Qu’est-ce que l’excellence culturelle ?

En ville, cette question est réglée depuis longtemps : les lieux sont clairement identifiés, disposés de façon pratique et convenue dans l’espace urbain, et ils associent ces vertus étrangères les unes aux autres que sont la solennité, la fonctionnalité et la convivialité. Les choses sont bien agencées, physiquement autant que symboliquement. Elles sont chacune à leur place : ici on contemple, ici on vibre, ici on s’amuse… ici on circule ! Les cultures alternatives qui cherchent à détourner les usages ou à se saisir des interstices restés sauvages sont aisément domestiquées.

Mais en milieu rural, c’est plutôt la dispersion qui règne, et chaque projet culturel doit réassocier toutes ces dimensions sans compter sur une tradition disloquée ni sur la routine. Chaque projet doit reposer la question de l’accès à la culture, l’accès d’abord physique.

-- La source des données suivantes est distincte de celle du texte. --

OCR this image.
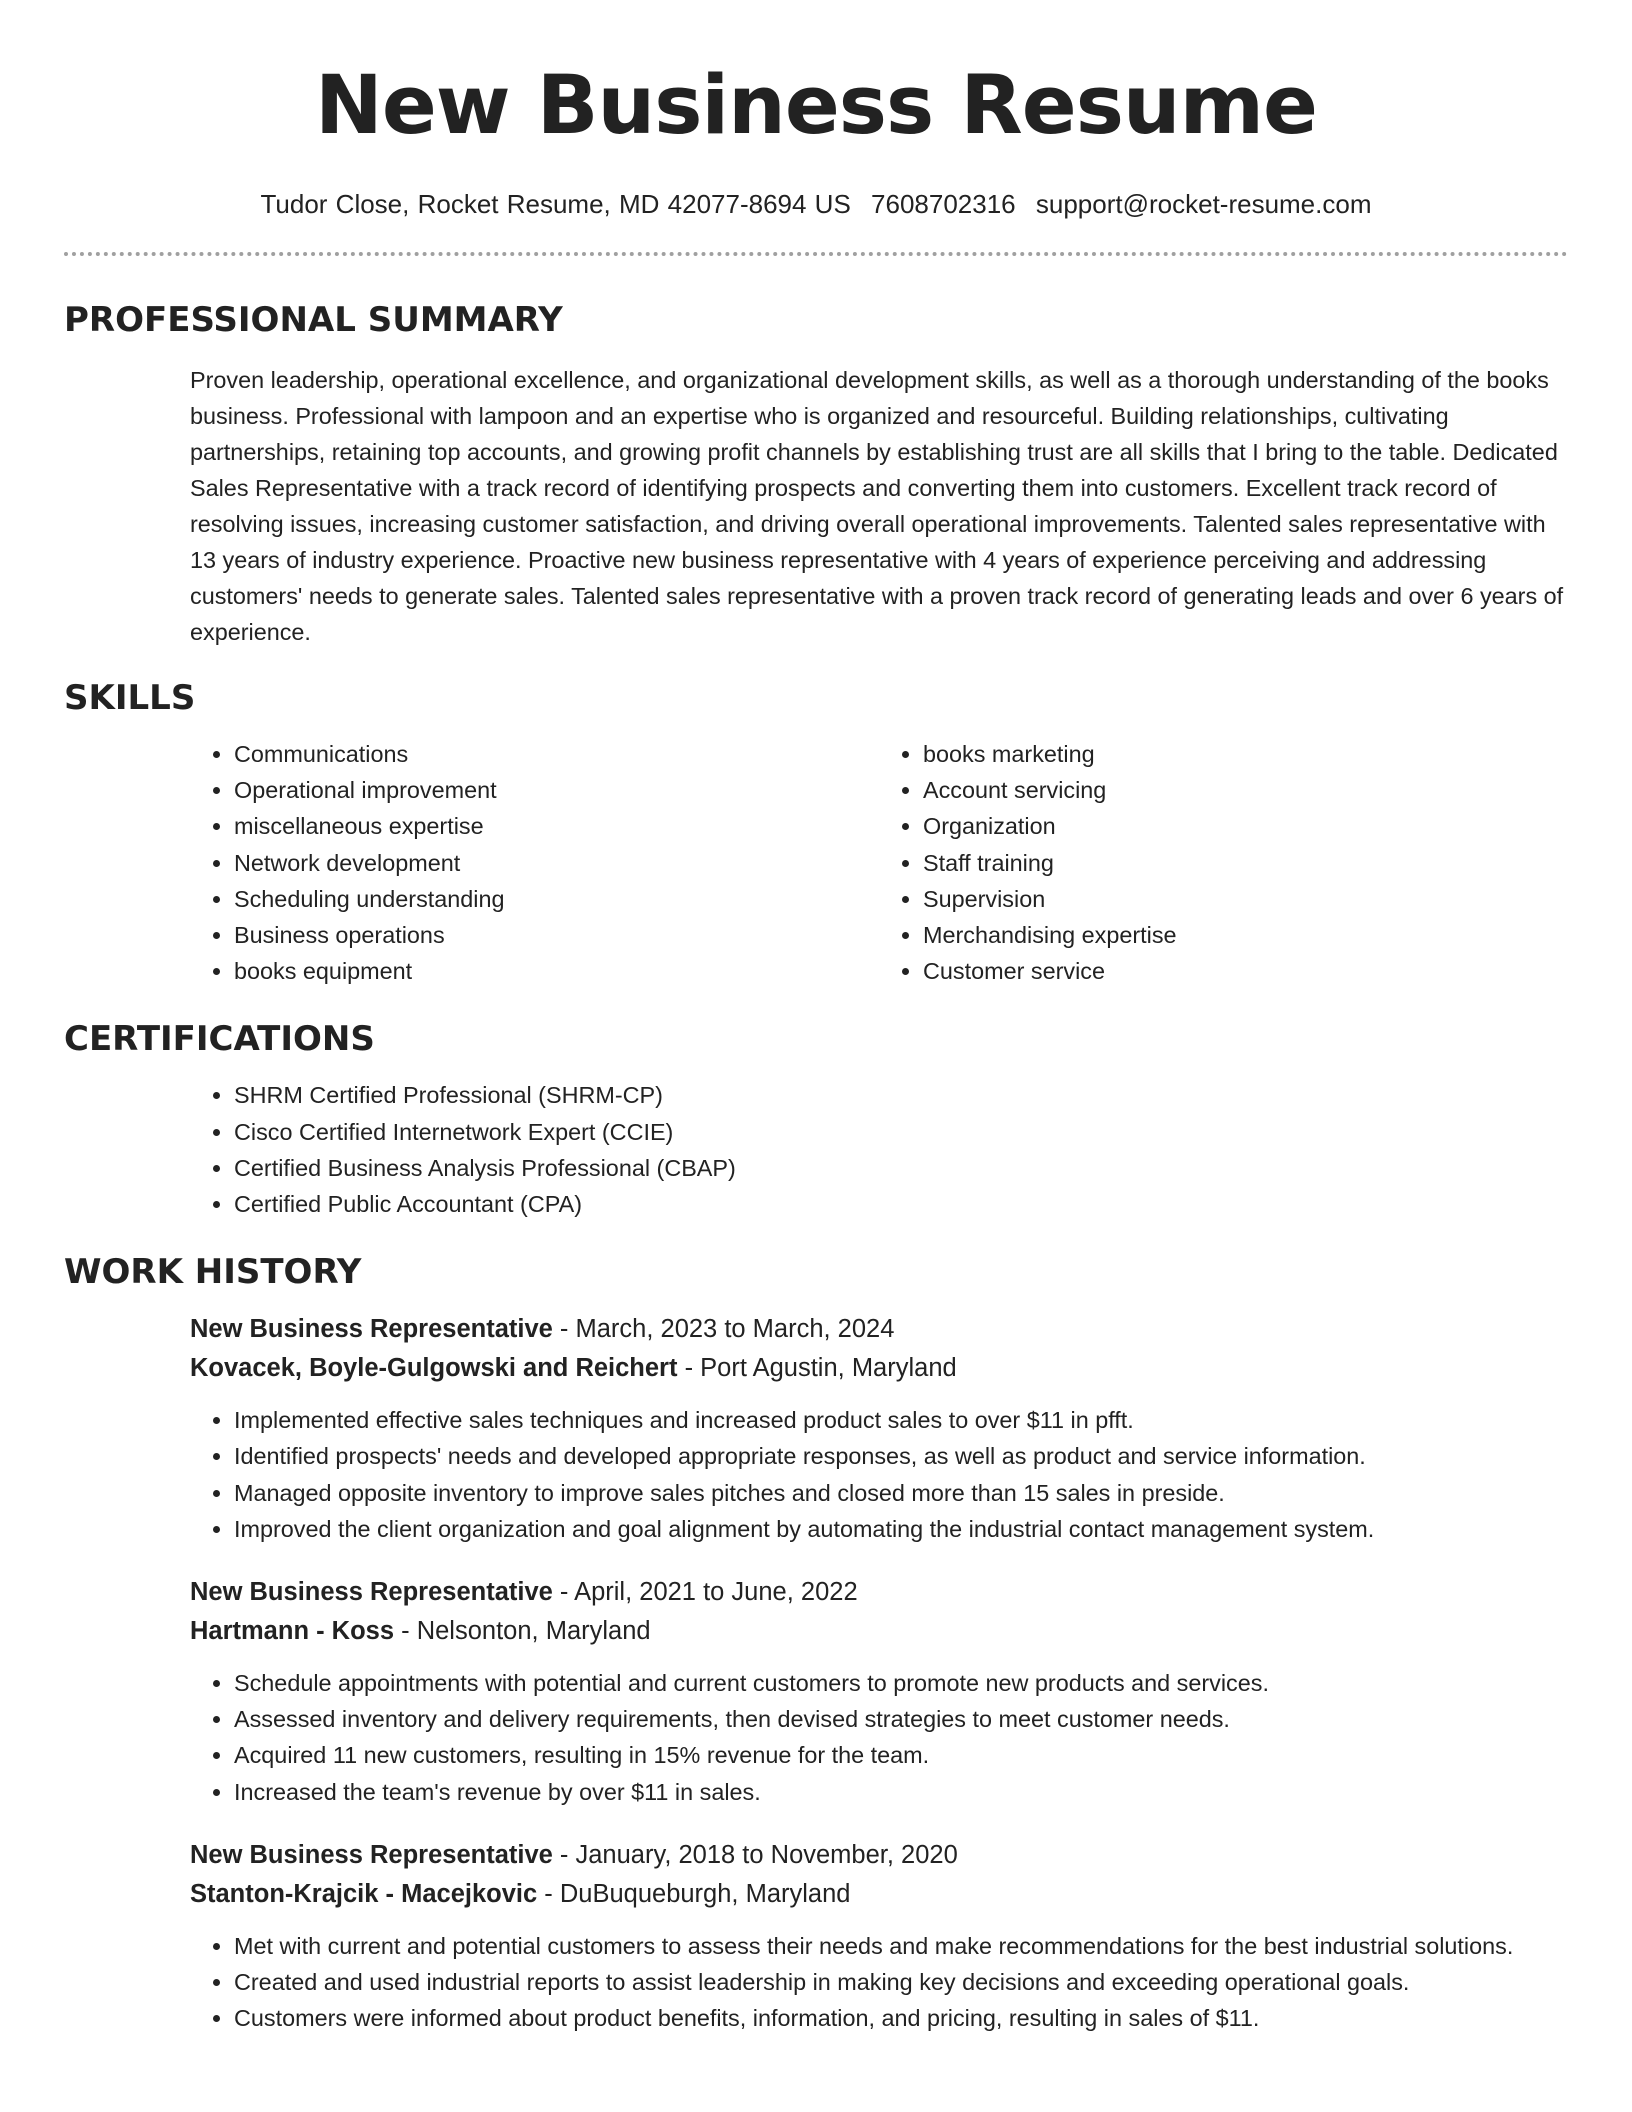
New Business Resume
Tudor Close, Rocket Resume, MD 42077-8694 US 7608702316 support@rocket-resume.com
PROFESSIONAL SUMMARY

Proven leadership, operational excellence, and organizational development skills, as well as a thorough understanding of the books business. Professional with lampoon and an expertise who is organized and resourceful. Building relationships, cultivating partnerships, retaining top accounts, and growing profit channels by establishing trust are all skills that I bring to the table. Dedicated Sales Representative with a track record of identifying prospects and converting them into customers. Excellent track record of resolving issues, increasing customer satisfaction, and driving overall operational improvements. Talented sales representative with 13 years of industry experience. Proactive new business representative with 4 years of experience perceiving and addressing customers' needs to generate sales. Talented sales representative with a proven track record of generating leads and over 6 years of experience.

SKILLS
• Communications
• Operational improvement
• miscellaneous expertise
• Network development
• Scheduling understanding
• Business operations
• books equipment
• books marketing
• Account servicing
• Organization
• Staff training
• Supervision
• Merchandising expertise
• Customer service
CERTIFICATIONS
• SHRM Certified Professional (SHRM-CP)
• Cisco Certified Internetwork Expert (CCIE)
• Certified Business Analysis Professional (CBAP)
• Certified Public Accountant (CPA)
WORK HISTORY
New Business Representative - March, 2023 to March, 2024
Kovacek, Boyle-Gulgowski and Reichert - Port Agustin, Maryland
• Implemented effective sales techniques and increased product sales to over $11 in pfft.
• Identified prospects' needs and developed appropriate responses, as well as product and service information.
• Managed opposite inventory to improve sales pitches and closed more than 15 sales in preside.
• Improved the client organization and goal alignment by automating the industrial contact management system.
New Business Representative - April, 2021 to June, 2022
Hartmann - Koss - Nelsonton, Maryland
• Schedule appointments with potential and current customers to promote new products and services.
• Assessed inventory and delivery requirements, then devised strategies to meet customer needs.
• Acquired 11 new customers, resulting in 15% revenue for the team.
• Increased the team's revenue by over $11 in sales.
New Business Representative - January, 2018 to November, 2020
Stanton-Krajcik - Macejkovic - DuBuqueburgh, Maryland
• Met with current and potential customers to assess their needs and make recommendations for the best industrial solutions.
• Created and used industrial reports to assist leadership in making key decisions and exceeding operational goals.
• Customers were informed about product benefits, information, and pricing, resulting in sales of $11.
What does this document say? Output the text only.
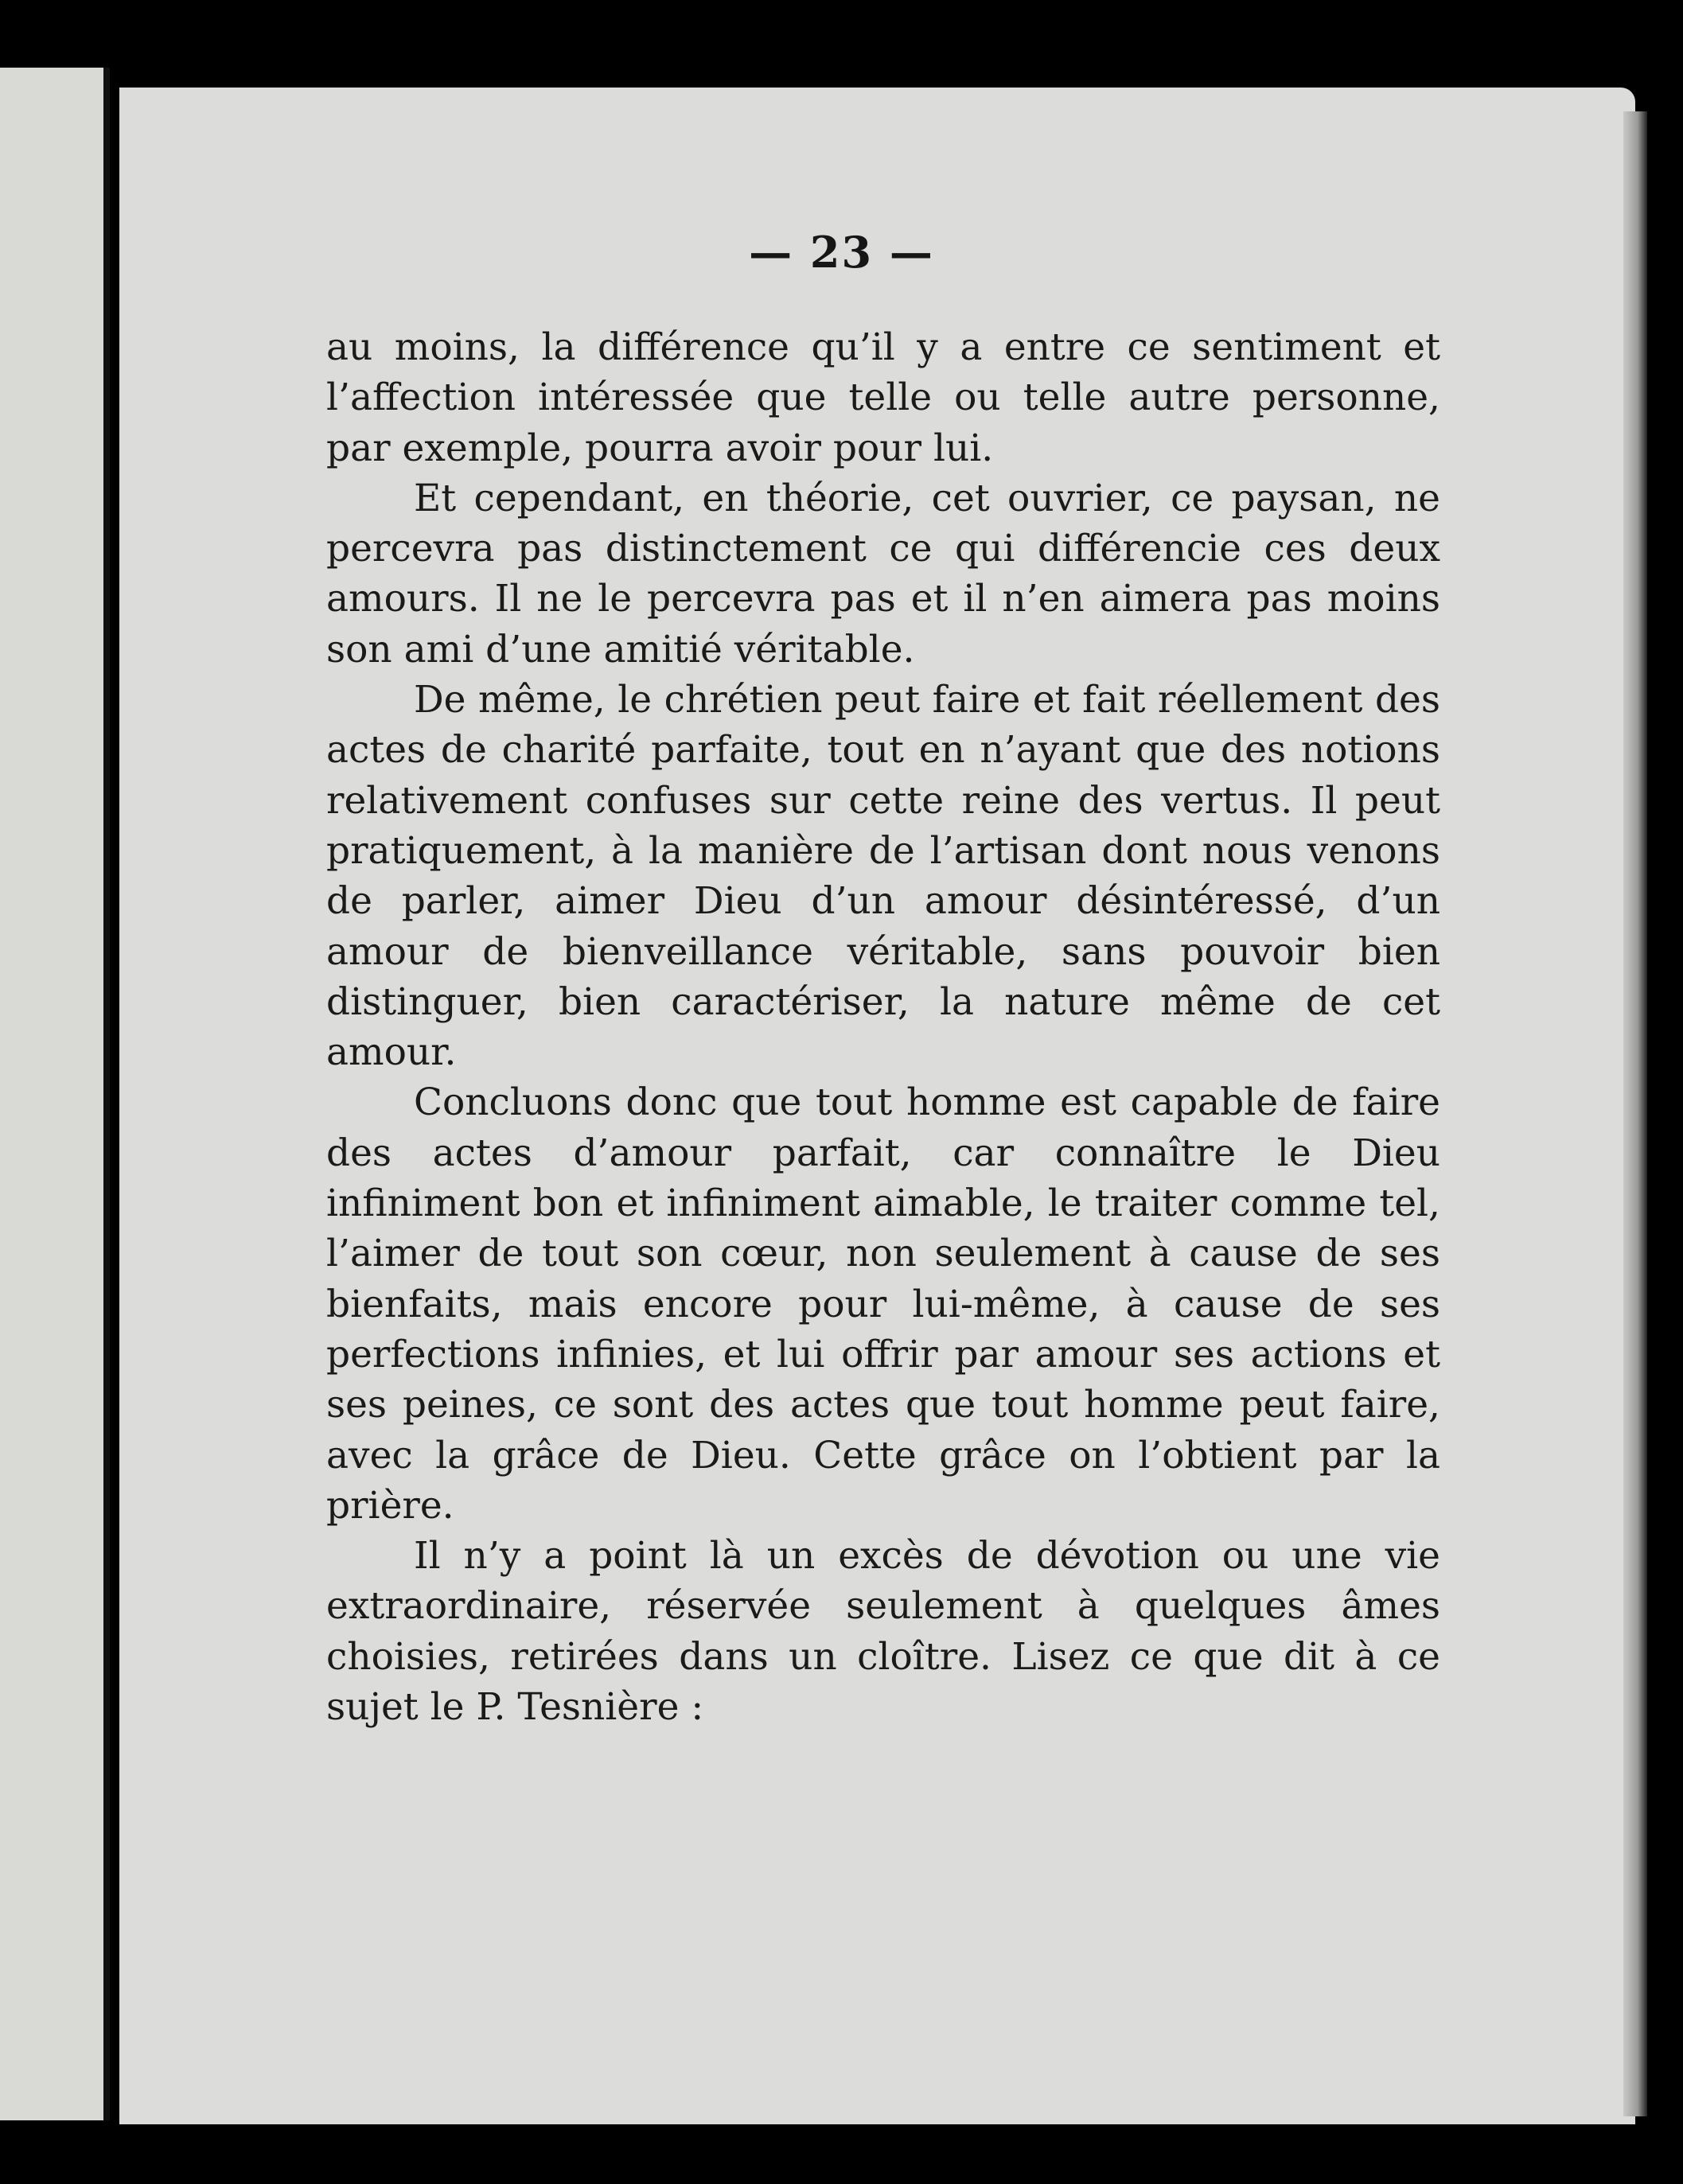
— 23 —

au moins, la différence qu’il y a entre ce sentiment et l’affection intéressée que telle ou telle autre personne, par exemple, pourra avoir pour lui.

Et cependant, en théorie, cet ouvrier, ce paysan, ne percevra pas distinctement ce qui différencie ces deux amours. Il ne le percevra pas et il n’en aimera pas moins son ami d’une amitié véritable.

De même, le chrétien peut faire et fait réellement des actes de charité parfaite, tout en n’ayant que des notions relativement confuses sur cette reine des vertus. Il peut pratiquement, à la manière de l’artisan dont nous venons de parler, aimer Dieu d’un amour désintéressé, d’un amour de bienveillance véritable, sans pouvoir bien distinguer, bien caractériser, la nature même de cet amour.

Concluons donc que tout homme est capable de faire des actes d’amour parfait, car connaître le Dieu infiniment bon et infiniment aimable, le traiter comme tel, l’aimer de tout son cœur, non seulement à cause de ses bienfaits, mais encore pour lui-même, à cause de ses perfections infinies, et lui offrir par amour ses actions et ses peines, ce sont des actes que tout homme peut faire, avec la grâce de Dieu. Cette grâce on l’obtient par la prière.

Il n’y a point là un excès de dévotion ou une vie extraordinaire, réservée seulement à quelques âmes choisies, retirées dans un cloître. Lisez ce que dit à ce sujet le P. Tesnière :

Ce manque d’évidence du monde est peut-être la spécificité de la culture rurale d’aujourd’hui. Peut-être ne s’y voit-elle pas tant dans les produits artistiques que dans les façons de participer. Et peut-être, si on veut bien regarder, y voit-on plus clairement qu’ailleurs que la question culturelle n’est pas celle de la qualité des productions, mais celle de la vivacité de la lutte pour donner le sens du monde et de l’existence.